There is still an abject failure to recognise what Iran’s international policy, which clearly includes its nuclear programme, is fundamentally about. That is, a desire for recognition from the international community that Iran is an independent sovereign polity. Iran has decided that nuclear weapons help to reaffirm this status yet so does diplomacy. Witness the way the regime engineered a major diplomatic incident in 2007 by taking 15 British sailors hostage in the Gulf, almost entirely choreographed in order for Ahmadinejad to present himself as an international statesman.
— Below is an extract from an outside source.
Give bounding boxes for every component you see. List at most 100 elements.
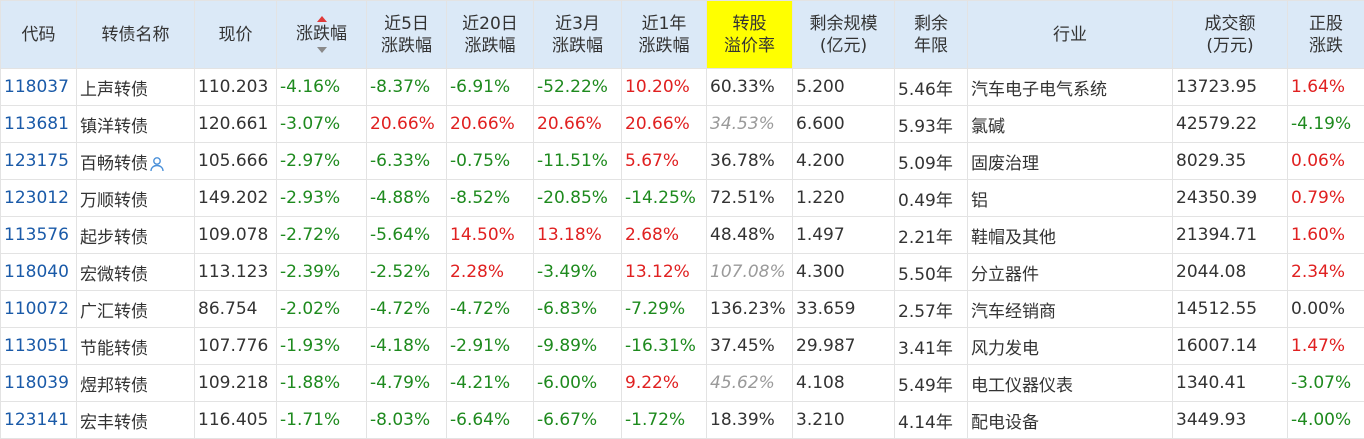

Treating Iran like one of Bush’s rogue states is a fruitless and unrealistic policy. Does the alternative involve our complicity in legitimising a regime which so brutally punished genuine democratic stirrings amongst its people in last year’s election? Far from it. That movement was a reaction to the style of politics Obama had flaunted throughout his meteoric rise to the presidency. In contrast this recent display of threatening behaviour from the administration merely enables Ahmadinejad and the theocrats above him to construct America as an enemy of Iran, an enemy of Islam etc.
The current policy is dangerously out of touch with reality; sanctions are normally a bad idea, but especially so when they are as impotent as the ones proposed in resolution 1929. As James Lindsay of the influential Council on Foreign Relations remarks, ‘The expectation that the new sanctions can be beat make it likely that Tehran will respond to the resolution’s passage with more defiance and bluster’. Taking a superior stance will enflame the situation yet the Obama administration appears to be trapped by the same delusions of imperium that informed Bush’s foreign policy. Potential adversaries are seen as absolute ideological competitors; potential allies as simply vehicles for conferring legitimacy on US decisions (Britain, as sycophantic as ever, may continue to indulge America in this fantasy but as Brazil and Turkey’s proactive approach and the material growth of China shows, it is a dying breed). Until the Obama administration appreciates why Bush’s foreign policy was so disastrous and starts to take multilateralism seriously it will fail to find a successful solution to the Iran problem.